Bölük komutanına bırakılan ihbar mektubu

Soruşturma kapsamında savcıya ifade veren dönemin Bingöl İl Merkez Jandarma Bölük Komutanı Durmuş Çoşkun Kıvrak, olay tarihinde izinli olduğunu, izin dönüşü masasına isimsiz bir ihbar mektubu bırakıldığını, mektupta Hüseyin Morsümbül’ün gözaltında astsubaylarca dövülerek öldürüldükten sonra alay komutanı ve astsubaylar tarafından arabaya konularak götürüldüğünün yazılı olduğunu söyledi. 
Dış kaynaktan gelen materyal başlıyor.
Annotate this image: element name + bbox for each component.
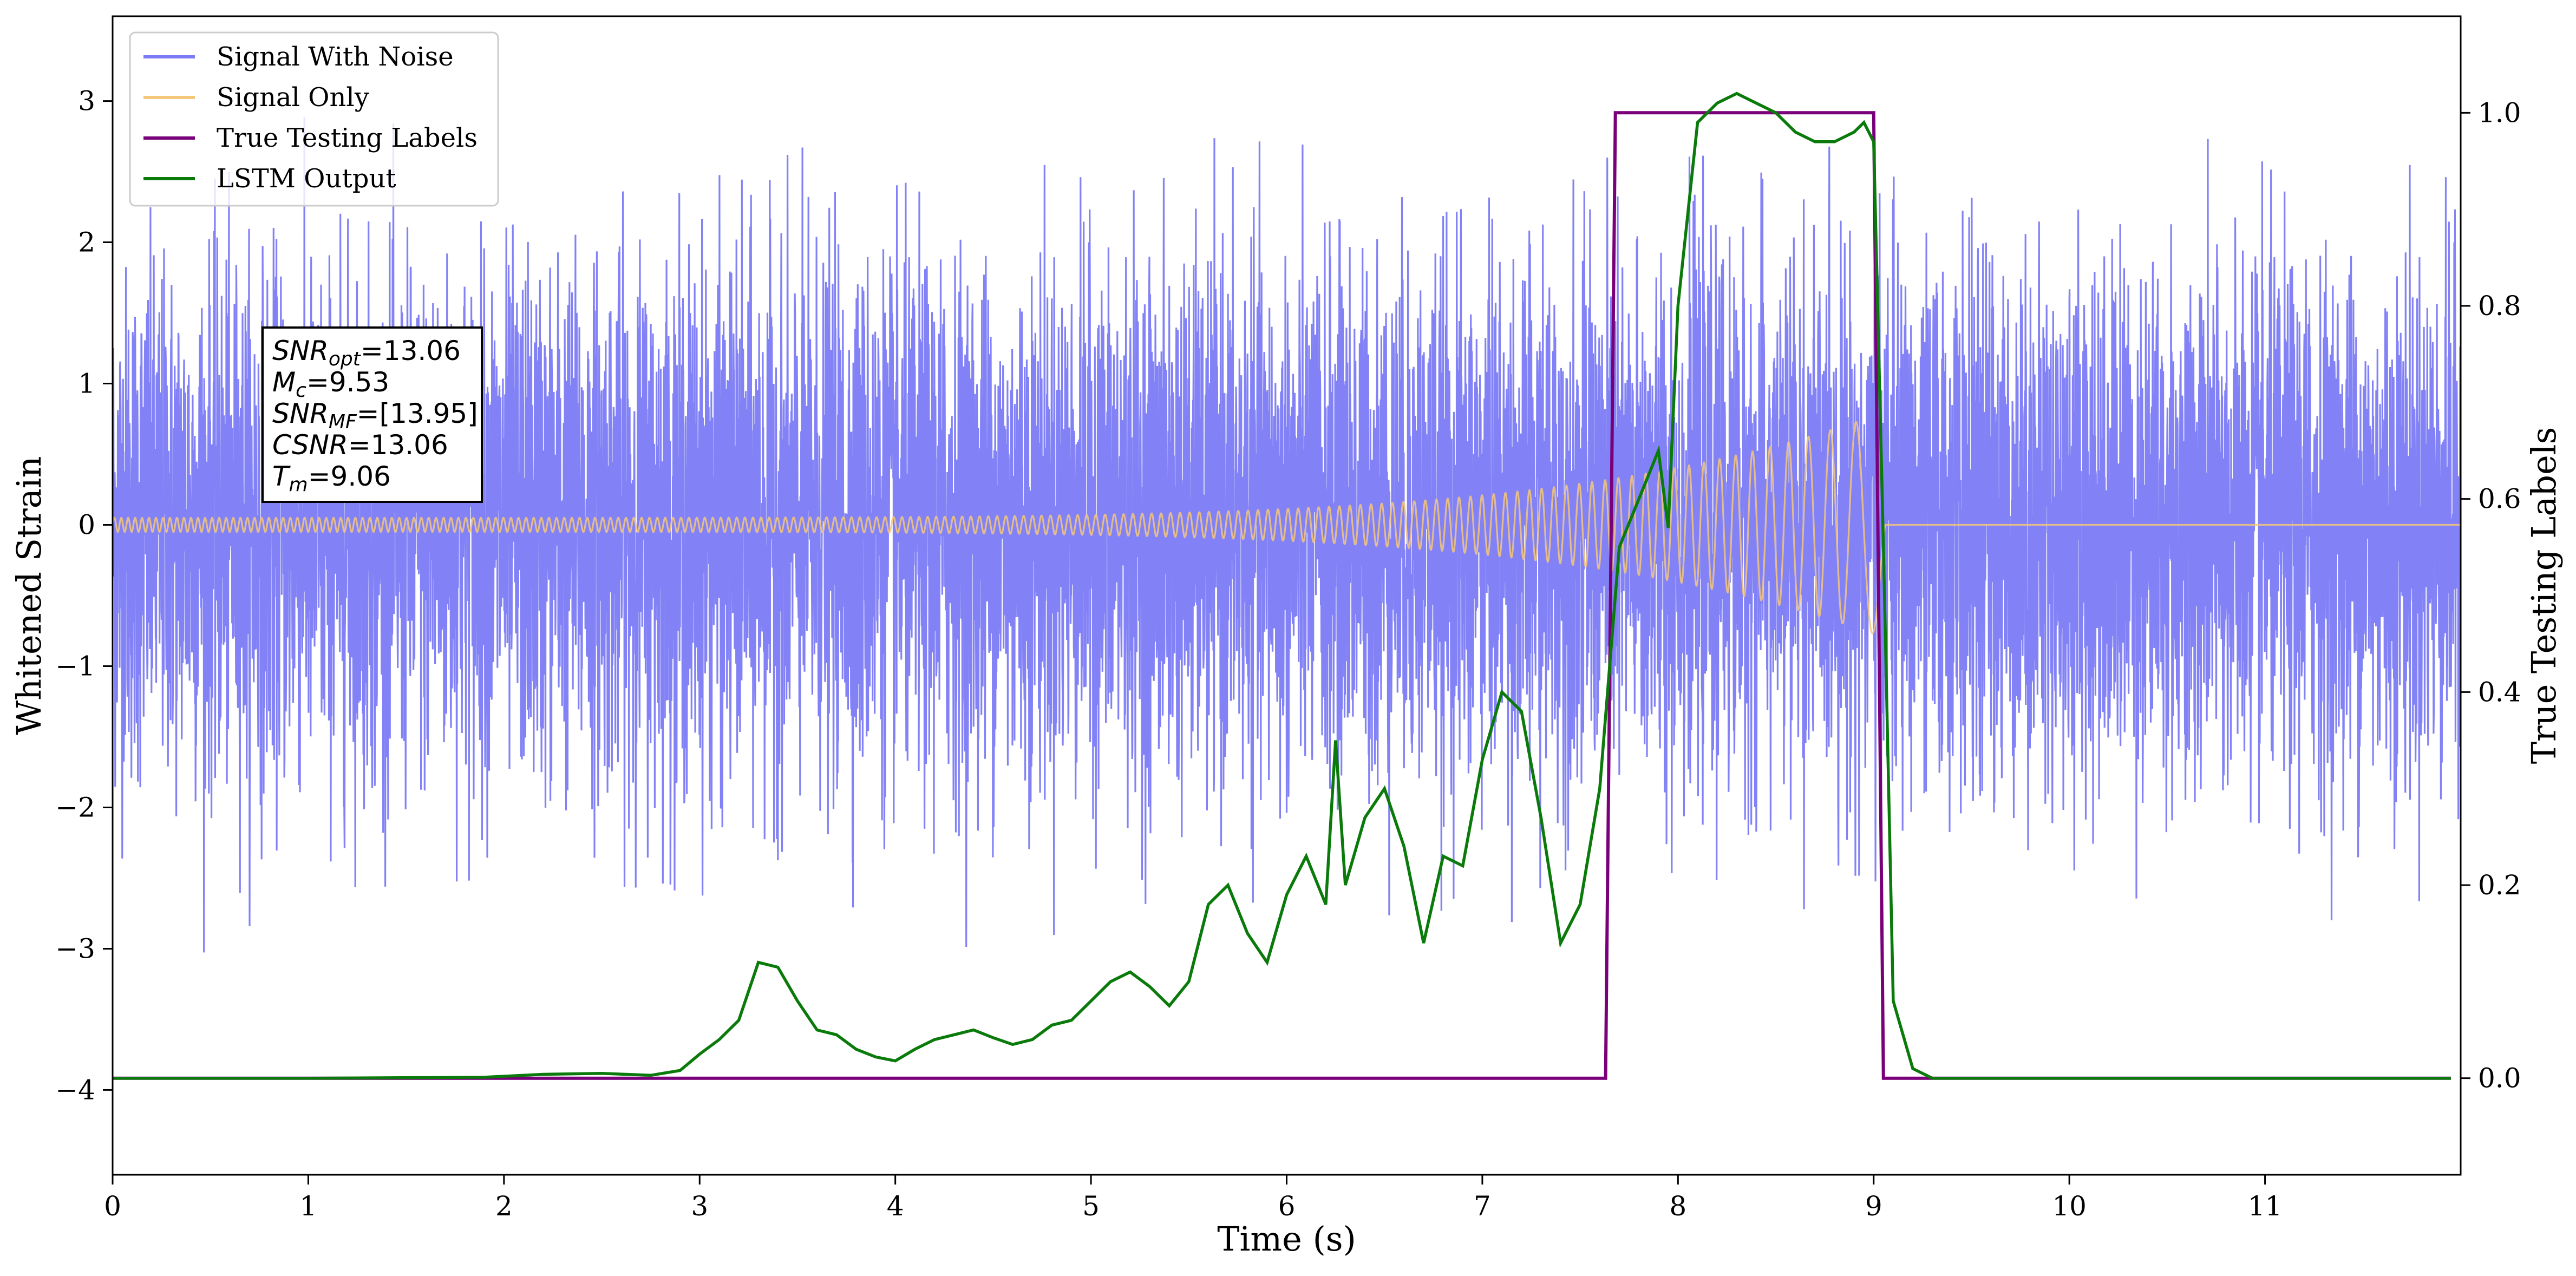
y-tick-label: −3 xyxy=(55,933,95,964)
legend-box xyxy=(129,31,499,207)
legend-label: Signal Only xyxy=(217,82,369,113)
y-right-tick-label: 0.2 xyxy=(2478,869,2521,901)
legend-label: LSTM Output xyxy=(217,163,396,194)
x-tick-label: 2 xyxy=(495,1190,513,1222)
x-axis-title: Time (s) xyxy=(1217,1219,1356,1259)
x-tick-label: 8 xyxy=(1669,1190,1686,1222)
y-tick-label: 1 xyxy=(78,368,95,400)
plot-area xyxy=(113,91,2461,1080)
y-tick-label: 2 xyxy=(78,227,95,258)
x-tick-label: 10 xyxy=(2052,1190,2087,1222)
x-tick-label: 1 xyxy=(300,1190,317,1222)
y-right-tick-label: 0.8 xyxy=(2478,290,2521,322)
x-tick-label: 9 xyxy=(1865,1190,1882,1222)
legend-label: True Testing Labels xyxy=(217,123,478,153)
series-lstm-output xyxy=(113,91,2451,1080)
y-tick-label: −1 xyxy=(55,650,95,682)
y-tick-label: −4 xyxy=(55,1074,95,1105)
x-tick-label: 3 xyxy=(691,1190,708,1222)
x-tick-label: 6 xyxy=(1278,1190,1296,1222)
y-right-tick-label: 0.6 xyxy=(2478,483,2521,515)
y-axis-right-title: True Testing Labels xyxy=(2524,427,2564,764)
x-tick-label: 0 xyxy=(104,1190,121,1222)
annotation-line: CSNR=13.06 xyxy=(272,429,448,461)
legend: Signal With Noise Signal Only True Testing… xyxy=(129,31,499,207)
x-tick-label: 5 xyxy=(1082,1190,1100,1222)
tick-layer: 0 1 2 3 4 5 6 7 8 9 10 11 −4 −3 −2 −1 0 1 2 3 0.0 0.2 0.4 0.6 0.… xyxy=(55,86,2521,1222)
series-signal-only xyxy=(113,421,2461,634)
annotation-box: SNRopt=13.06Mc=9.53SNRMF=[13.95]CSNR=13.… xyxy=(261,326,483,503)
series-signal-with-noise xyxy=(113,117,2461,953)
y-tick-label: 0 xyxy=(78,509,95,541)
y-tick-label: 3 xyxy=(78,86,95,117)
legend-label: Signal With Noise xyxy=(217,42,454,72)
y-right-tick-label: 0.0 xyxy=(2478,1063,2521,1094)
plot-layer xyxy=(113,91,2461,1080)
x-tick-label: 11 xyxy=(2248,1190,2283,1222)
annotation-line: Mc=9.53 xyxy=(272,367,389,402)
y-right-tick-label: 1.0 xyxy=(2478,97,2521,128)
annotation-frame xyxy=(261,326,483,503)
annotation-line: SNRopt=13.06 xyxy=(272,335,461,370)
y-tick-label: −2 xyxy=(55,791,95,823)
x-tick-label: 4 xyxy=(887,1190,904,1222)
annotation-line: SNRMF=[13.95] xyxy=(272,398,478,433)
y-right-tick-label: 0.4 xyxy=(2478,676,2521,708)
annotation-line: Tm=9.06 xyxy=(272,461,391,496)
x-tick-label: 7 xyxy=(1474,1190,1491,1222)
y-axis-title: Whitened Strain xyxy=(9,456,49,735)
Bingöl Cumhuriyet Başsavcılığı soruşturmayı derinleştirme görevini yerine getirmedi. Olayın üzerinden uzun zaman geçmesi nedeniyle dava açmayı gerektirecek yeterli delil elde edilemeyeceği gerekçesi ile ‘ek kovuşturmaya yer olmadığına dair karar’ verdi. 20 Ekim 2015 tarihinde bu karar için Bingöl Sulh Ceza Hakimliğine yapılan itiraz ise henüz sonuçlanmadı.

Yargı makamlarına çağrı

808. haftamızda 40 yıldır akıbeti gizlenen, failleri cezasızlıkla korunan Hüseyin Morsümbül dosyasında etkili bir soruşturma ve kovuşturma faaliyetinin gerçekleşmesi için yargı makamlarını göreve çağırıyoruz. Savcılık dosyasında isimleri yazılı şüphelilerin yargılanmasını ve hakkaniyete uygun bir biçimde cezalandırılmalarını istiyoruz.

Kaç yıl geçerse geçsin Hüseyin Morsümbül için, tüm kayıplarımız için adalet istemekten vazgeçmeyeceğiz! 109 haftadır hukuksuz bir biçimde bize kapatılan kayıplarımızla buluşma mekânımız olan Galatasaray’dan vazgeçmeyeceğiz.